The hot deformation behaviour of the equiaxed-grain specimens of continuously cast blooms of Alloy 825 was investigated. Deformation occurred at temperatures between 950 and 1250 °C and at strain rates from \({\text{0.01}}\) to \({\text{10.0 s}}^{-1}\). The efficiency of power dissipation and the hardness of the resulting microstructures were assessed.

  1. (1)

    The flow stress is both strain rate and temperature-dependent. It increases with increasing strain rate and decreasing temperature. The peak true flow stress of Alloy 825 can be represented by the following equation:

    $$Z = \dot{\varepsilon }{\text{exp}}\left( {{\raise0.7ex\hbox{${Q_{{{\text{sinh}}}} }$} \!\mathord{\left/ {\vphantom {{Q_{{{\text{sinh}}}} } {RT}}}\right.\kern-\nulldelimiterspace} \!\lower0.7ex\hbox{${RT}$}}} \right) \approx A\left[ {\sinh \left( {\alpha \sigma } \right)} \right]^{n}$$
  2. (2)

    The average activation energy for hot deformation,\(Q_{{{\text{sinh}}}}\) was determined to be \(450 {\text{kJ}} {\text{mol}}^{ - 1}\). The average value of \(\alpha\) was determined to be \({7}.1 \times 10^{ - 3}\).
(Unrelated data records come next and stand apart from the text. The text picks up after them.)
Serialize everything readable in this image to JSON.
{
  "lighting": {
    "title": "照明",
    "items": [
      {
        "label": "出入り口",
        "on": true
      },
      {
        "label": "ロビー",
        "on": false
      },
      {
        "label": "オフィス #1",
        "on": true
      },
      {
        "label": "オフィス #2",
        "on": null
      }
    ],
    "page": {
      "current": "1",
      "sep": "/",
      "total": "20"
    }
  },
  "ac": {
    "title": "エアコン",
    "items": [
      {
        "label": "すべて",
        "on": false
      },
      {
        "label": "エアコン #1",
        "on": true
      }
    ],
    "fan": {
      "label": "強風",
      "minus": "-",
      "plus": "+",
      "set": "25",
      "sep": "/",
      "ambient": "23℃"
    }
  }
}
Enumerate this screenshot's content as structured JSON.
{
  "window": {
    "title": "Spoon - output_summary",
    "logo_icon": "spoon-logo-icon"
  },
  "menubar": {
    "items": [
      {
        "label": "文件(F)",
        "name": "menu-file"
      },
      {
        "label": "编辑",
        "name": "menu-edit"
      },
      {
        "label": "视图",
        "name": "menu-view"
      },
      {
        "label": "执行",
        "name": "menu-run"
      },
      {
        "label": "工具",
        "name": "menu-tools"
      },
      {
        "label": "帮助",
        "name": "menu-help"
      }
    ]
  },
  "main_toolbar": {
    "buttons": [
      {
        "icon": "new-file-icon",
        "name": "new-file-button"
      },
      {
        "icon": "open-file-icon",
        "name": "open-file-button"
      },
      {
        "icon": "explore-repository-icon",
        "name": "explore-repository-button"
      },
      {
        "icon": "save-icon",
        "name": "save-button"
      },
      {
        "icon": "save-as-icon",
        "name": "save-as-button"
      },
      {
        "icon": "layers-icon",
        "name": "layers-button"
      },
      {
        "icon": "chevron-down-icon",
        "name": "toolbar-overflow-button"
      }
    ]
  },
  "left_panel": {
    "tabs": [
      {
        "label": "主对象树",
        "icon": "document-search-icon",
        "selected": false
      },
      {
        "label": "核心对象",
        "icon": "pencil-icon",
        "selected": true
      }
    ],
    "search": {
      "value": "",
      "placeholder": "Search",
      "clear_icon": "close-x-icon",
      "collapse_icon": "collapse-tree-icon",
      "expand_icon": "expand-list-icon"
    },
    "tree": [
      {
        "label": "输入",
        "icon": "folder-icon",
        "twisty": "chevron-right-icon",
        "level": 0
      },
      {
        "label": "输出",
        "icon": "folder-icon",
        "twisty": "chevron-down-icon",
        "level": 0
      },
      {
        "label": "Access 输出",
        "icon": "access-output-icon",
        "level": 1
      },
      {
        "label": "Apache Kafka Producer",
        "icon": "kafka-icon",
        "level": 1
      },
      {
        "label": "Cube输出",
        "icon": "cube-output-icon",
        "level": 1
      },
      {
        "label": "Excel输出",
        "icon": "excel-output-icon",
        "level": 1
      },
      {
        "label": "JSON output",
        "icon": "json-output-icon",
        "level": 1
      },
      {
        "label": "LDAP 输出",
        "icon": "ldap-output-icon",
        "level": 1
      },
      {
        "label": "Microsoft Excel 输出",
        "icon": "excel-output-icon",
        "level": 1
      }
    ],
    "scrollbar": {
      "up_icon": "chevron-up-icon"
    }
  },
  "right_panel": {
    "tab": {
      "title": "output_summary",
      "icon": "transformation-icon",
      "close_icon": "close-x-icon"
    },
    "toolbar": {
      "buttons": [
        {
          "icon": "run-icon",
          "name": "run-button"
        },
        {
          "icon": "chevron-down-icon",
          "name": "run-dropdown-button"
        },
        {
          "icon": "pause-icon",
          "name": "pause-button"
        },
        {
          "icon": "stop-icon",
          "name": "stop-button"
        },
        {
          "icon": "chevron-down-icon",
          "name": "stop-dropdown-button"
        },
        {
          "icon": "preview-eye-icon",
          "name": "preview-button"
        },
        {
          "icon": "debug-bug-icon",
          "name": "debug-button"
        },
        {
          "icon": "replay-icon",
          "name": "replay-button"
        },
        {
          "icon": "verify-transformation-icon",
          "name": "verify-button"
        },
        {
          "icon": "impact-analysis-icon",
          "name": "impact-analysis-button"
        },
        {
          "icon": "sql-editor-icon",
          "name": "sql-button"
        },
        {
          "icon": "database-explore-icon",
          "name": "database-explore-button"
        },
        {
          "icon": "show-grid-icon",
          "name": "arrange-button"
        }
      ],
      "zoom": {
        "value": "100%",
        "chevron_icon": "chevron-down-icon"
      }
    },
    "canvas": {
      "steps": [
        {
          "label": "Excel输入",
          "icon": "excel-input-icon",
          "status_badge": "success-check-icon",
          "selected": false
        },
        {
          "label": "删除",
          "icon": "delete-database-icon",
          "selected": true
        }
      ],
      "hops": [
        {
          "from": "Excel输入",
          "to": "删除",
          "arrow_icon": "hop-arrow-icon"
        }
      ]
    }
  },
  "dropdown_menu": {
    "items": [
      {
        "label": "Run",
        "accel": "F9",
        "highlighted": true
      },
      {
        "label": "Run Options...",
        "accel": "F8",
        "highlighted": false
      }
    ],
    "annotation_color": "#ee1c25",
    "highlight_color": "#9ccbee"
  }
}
The hot flow behaviour can be described well by the hyperbolic-sine-type equation. The mean creep exponent, \(n\), was found to be a close to value of \(5\) hence the hot deformation in equiaxed compressed specimens is governed by the glide and climb of dislocations.

  3. (3)

    In the process map, a domain at a deformation temperature.of between 1100 and1250 °C, with a strain rate of between \(0.01 {\text{s}}^{ - 1}\) and \(0.1 {\text{s}}^{ - 1}\) gives the optimum hot deformation condition. It exhibits a high power dissipation efficiency (up to 35%) and can result in fine recrystallized microstructure.

  4. (4)

    The hot processing map suggests good workability for a wide range of conditions with a strain rate, \(\dot{\varepsilon } < 0.1 s - 1\) and a temperature of 1100 °C or higher.

  5. (5)

    The optimum processing parameters for good strain hardening are obtained in the temperature range of between 950 and 1100 °C with a strain rate of \(0.3 \le \dot{\varepsilon } / {\text{s}}^{ - 1} \le 10.0\).